According to reports, Dollar Tree has removed eggs off its shop shelves due to their high price.
A spokeswoman for Dollar Tree said to several media sites last week that the decision was made because eggs were so pricey.
Egg costs have soared to all-time highs in recent months. With a 6.7% decrease in February, consumer costs have started to decline, while egg costs have increased by 55% in the previous year. According to CNN, farmers experienced a 38% yearly increase in egg prices as of February.
According to the Bureau of Labor Statistics, consumers paid an average of $4.21 per carton of Grade A eggs in February, down from $4.82 in January. In contrast, in February 2022, a carton of Grade A eggs will cost around $2.
Dollar Tree informed CNN that it cannot afford to sell eggs at these prices, while advertising a primary price point of $1.25 for the majority of its products as well as some $3 and $5 items.
Egg prices are currently relatively high, according to Randy Guiler, a spokesperson for Dollar Tree. Guiler continued by saying that when “costs are more in line with historical norms,” Dollar Tree would bring back eggs.
Eggs are not expected to return to Dollar Tree stores until the fall, a spokeswoman for the brand told Reuters, which broke the news.
Why did egg costs skyrocket recently?
The recent increase in demand, high production costs, and the avian flu outbreak all contributed to higher egg prices.
In February, wholesale inflation decreased.
In month, the rate of growth in wholesale prices, which affects the price retailers pay producers for their goods, dropped noticeably.
In contrast to a 0.3% increase from December to January, the government’s producer price index decreased by 0.1% from January to February. Wholesale prices increased 4.6% over the previous year, a significant decrease from January’s 5.7% annual gain.
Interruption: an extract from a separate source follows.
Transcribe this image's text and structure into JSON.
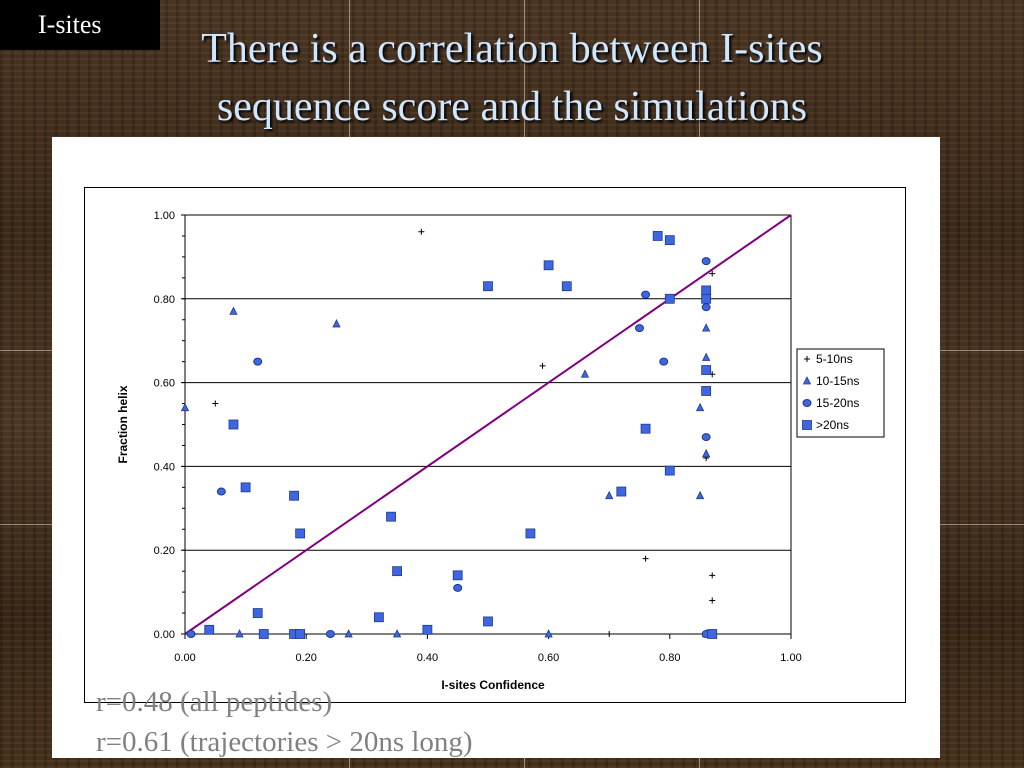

A significant decline in egg wholesale prices of 36.1% in February was a major contributor to the slowing in wholesale inflation.
Consumer price index data from the Labor Department shows that prices rose 6% from a year earlier, down from 6.4% in January and a 40-year high of 9.1% in June. The average price of groceries is continuing rising, but more slowly; it increased by 0.3% from January and 10.2% from the previous year.
Paul Davidson, USA TODAY, and The Associated Press all provided content.